LLM-based Validation: A boolean parameter.
- If false (default), the answers from the LLM are evaluated against the ground-truth answers using an exact match (F1 score).
- If true, a separate Validation LLM is used to perform a more semantic evaluation of the answer’s quality (using the context column if it exists).
Validation LLM: The language model to use for evaluation when LLM-based Validation is enabled.

Dataset mapping¶

Question column: The column in the input dataset that contains the questions.
Ground Truth Answer column: The column in the input dataset that contains the ground-truth answers.
Context column (optional): The column in the input dataset that contains the context for the questions.

Optimization settings¶

Initial prompt (optional): The initial prompt to start the optimization from. If not provided, a default QA prompt is used.
Train/Test Split Ratio: The ratio to split the input dataset into a training set and a test set.
- The training set is used by the optimizer to find the best prompt.
- The test set is used to evaluate the performance of the initial and final prompts on unseen data.
- If the ratio is 0, no test set is created, and no test scores are computed.
Optimizer: The algorithm to use for optimization. The recipe supports two optimizers from dspy:
- COPRO: “Compilation-based aPproach to pRompt Optimization”. A tree-based optimizer that explores and refines prompts by iteratively generating new instruction variations.
- BootstrapFewShot with Random Search: Optimizes by selecting the best few-shot demonstrations from your training data through random search.
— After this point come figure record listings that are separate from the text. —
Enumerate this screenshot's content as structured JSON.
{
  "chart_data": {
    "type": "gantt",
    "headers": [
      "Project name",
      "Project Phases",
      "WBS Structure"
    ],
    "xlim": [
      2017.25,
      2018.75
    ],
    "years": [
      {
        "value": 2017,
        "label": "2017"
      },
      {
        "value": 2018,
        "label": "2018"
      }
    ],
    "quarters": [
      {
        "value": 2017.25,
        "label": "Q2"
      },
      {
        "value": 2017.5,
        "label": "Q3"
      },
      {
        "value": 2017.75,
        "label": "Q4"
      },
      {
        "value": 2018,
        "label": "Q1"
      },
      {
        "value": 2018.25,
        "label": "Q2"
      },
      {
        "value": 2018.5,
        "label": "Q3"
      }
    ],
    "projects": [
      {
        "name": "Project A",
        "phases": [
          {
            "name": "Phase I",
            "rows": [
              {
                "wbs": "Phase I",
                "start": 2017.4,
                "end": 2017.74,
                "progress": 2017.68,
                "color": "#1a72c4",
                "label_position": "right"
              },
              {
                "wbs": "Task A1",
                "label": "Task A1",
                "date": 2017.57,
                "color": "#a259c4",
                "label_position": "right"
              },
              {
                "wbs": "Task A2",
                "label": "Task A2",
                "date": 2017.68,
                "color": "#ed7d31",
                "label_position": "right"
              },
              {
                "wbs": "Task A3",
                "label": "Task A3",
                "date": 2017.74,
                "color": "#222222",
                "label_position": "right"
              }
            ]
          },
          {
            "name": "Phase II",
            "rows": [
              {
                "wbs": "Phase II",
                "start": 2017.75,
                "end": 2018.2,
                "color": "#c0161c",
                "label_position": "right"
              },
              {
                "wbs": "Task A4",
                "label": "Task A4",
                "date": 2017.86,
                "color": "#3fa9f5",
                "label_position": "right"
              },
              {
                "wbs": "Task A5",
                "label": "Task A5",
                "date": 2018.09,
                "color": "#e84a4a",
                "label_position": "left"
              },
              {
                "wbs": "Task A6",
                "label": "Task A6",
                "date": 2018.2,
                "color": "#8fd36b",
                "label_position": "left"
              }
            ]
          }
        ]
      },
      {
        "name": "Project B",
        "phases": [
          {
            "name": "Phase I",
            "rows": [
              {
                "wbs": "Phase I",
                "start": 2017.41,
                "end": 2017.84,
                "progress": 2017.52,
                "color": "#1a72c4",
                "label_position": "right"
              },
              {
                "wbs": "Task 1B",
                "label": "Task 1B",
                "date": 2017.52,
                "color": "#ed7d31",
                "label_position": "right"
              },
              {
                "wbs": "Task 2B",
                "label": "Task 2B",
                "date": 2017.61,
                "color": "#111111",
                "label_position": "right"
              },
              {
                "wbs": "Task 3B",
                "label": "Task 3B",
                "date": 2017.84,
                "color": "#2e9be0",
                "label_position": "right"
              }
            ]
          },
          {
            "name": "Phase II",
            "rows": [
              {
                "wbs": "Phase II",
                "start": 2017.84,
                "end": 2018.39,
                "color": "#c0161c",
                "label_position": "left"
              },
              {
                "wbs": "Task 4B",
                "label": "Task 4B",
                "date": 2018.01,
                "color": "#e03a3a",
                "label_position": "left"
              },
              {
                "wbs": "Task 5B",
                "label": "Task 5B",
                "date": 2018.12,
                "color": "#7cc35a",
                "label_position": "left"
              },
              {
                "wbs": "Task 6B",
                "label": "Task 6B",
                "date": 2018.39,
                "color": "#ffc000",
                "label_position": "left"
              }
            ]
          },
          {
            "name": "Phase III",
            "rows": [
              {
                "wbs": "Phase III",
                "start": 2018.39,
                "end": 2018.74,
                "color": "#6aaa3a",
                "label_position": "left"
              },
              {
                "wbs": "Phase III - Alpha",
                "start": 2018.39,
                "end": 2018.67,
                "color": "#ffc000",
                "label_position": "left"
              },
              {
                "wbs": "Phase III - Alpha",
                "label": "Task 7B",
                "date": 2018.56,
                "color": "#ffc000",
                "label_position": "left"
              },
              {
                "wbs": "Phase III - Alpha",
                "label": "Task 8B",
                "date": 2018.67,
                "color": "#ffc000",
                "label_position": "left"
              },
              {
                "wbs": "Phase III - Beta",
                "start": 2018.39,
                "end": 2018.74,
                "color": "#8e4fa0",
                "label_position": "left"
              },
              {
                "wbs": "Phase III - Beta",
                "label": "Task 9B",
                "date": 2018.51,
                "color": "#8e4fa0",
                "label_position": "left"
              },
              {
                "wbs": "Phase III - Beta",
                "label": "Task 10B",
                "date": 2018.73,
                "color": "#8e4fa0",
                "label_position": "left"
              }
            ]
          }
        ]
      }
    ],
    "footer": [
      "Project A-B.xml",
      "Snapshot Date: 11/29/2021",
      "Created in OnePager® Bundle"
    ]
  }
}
Advanced parameters (Show Advanced Parameters checkbox)¶

For COPRO Optimizer:

COPRO: Depth: The number of optimization levels.
COPRO: Breadth: The number of new prompts to generate at each level.
COPRO: Initial Temperature: The temperature for prompt generation.

For BootstrapFewShot Optimizer:

Bootstrap: Max Bootstrapped Demos: Maximum number of bootstrapped demonstrations to generate (default: 4).
Bootstrap: Max Labeled Demos: Maximum number of labeled demonstrations to use (default: 16). Examples are included in the prompt and will leak some information if you don’t use a test set.
Bootstrap: Number of Candidate Programs: Number of candidate programs to evaluate during random search (default: 16).
Bootstrap: Number of Threads: Number of threads to use for parallel evaluation (default: 4).